“Israël-Iran, la longue guerre”, sur Arte : et Donald Trump souffla sur les braises d’un conflit sans issue
Le film débute avec l’arrivée au pouvoir de Khomeyni qui, d’emblée, désigne son ennemi Israël. Qu’est-ce que cela lui permet ?
Sa prise de pouvoir marque le début d’une guerre idéologique. Khomeyni saisit l’opportunité de la cause palestinienne pour donner une autre dimension à l’Iran chiite dans un monde musulman majoritairement sunnite. Avec la volonté de s’imposer comme un leader et de rallier à sa cause un maximum de pays.
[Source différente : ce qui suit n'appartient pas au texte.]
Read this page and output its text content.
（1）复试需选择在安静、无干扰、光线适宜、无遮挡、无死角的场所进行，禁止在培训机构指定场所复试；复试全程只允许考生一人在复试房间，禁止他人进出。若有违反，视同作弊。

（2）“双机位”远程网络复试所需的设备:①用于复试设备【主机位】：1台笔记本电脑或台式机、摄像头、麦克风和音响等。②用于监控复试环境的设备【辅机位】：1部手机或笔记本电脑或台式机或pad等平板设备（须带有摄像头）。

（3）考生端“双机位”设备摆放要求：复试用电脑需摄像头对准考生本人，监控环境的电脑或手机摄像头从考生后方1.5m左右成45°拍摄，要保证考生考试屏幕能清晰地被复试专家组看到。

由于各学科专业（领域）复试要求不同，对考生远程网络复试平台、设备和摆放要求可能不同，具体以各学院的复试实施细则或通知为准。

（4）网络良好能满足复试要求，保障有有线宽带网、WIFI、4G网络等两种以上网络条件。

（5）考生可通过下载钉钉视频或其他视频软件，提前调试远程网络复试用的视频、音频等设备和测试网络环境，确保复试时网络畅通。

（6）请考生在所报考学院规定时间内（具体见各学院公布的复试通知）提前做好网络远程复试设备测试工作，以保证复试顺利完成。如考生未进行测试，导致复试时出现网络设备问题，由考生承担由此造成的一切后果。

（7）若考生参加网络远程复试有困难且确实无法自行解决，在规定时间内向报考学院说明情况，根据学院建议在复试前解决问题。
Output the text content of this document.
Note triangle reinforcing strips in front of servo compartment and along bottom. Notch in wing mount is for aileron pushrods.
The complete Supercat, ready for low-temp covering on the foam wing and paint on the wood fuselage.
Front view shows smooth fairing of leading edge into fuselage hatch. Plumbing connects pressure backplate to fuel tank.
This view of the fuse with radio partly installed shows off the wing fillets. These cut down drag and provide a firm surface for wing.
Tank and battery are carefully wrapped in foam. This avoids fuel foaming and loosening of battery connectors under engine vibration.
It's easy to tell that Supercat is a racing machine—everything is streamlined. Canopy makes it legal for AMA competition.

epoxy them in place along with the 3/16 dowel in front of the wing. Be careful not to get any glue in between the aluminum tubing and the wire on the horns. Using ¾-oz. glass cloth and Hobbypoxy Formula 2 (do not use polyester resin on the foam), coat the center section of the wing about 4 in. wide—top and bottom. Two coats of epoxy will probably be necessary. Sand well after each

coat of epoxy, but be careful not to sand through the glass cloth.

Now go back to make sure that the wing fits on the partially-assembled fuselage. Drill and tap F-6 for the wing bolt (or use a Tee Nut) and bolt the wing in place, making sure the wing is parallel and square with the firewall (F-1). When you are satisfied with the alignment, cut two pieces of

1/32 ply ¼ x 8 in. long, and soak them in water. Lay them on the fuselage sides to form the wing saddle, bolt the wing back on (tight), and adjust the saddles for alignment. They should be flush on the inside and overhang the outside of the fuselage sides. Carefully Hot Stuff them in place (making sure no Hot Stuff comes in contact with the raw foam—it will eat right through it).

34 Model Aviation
Khomeyni voulait aussi marquer une rupture avec le régime du Shah, qui entretenait de bonnes relations avec l’État hébreu et les États-Unis.
La crise des otages – cinquante-deux Américains retenus dans l’ambassade des États-Unis du 4 novembre 1979 au 20 janvier 1981 – est-elle le point de départ de cette « longue guerre » ?
C’est effectivement un vrai tournant dont on paye encore aujourd’hui les conséquences. Khomeyni, qui n’en est pas l’initiateur (elle est l’œuvre d’étudiants), va saisir l’occasion pour faire un coup politique interne. En validant cette prise d’otages, il radicalise sa révolution, ce qui va lui permettre d’éjecter tous les modérés. La République islamique s’engage alors dans une voie, l’antiaméricanisme, dont elle a fait un pilier de sa politique.
Toutes les tentatives de réconciliation ou de normalisation sont-elles vouées à l’échec ?
Cette politique antiaméricaine et anti-israélienne reste au cœur de la République islamique du guide spirituel Ali Khamenei. La remettre en cause, c’est contester le pouvoir. Le principe de la supériorité du religieux sur le politique est entretenu par ceux qui dirigent l’Iran. Ils tiennent les secteurs clés du pouvoir (justice, sécurité) et pour ces radicaux, la destruction de l’État d’Israël et la haine des États-Unis sont des marqueurs idéologiques.
Pourtant, les accords de 2015 semblaient ouvrir une nouvelle voie…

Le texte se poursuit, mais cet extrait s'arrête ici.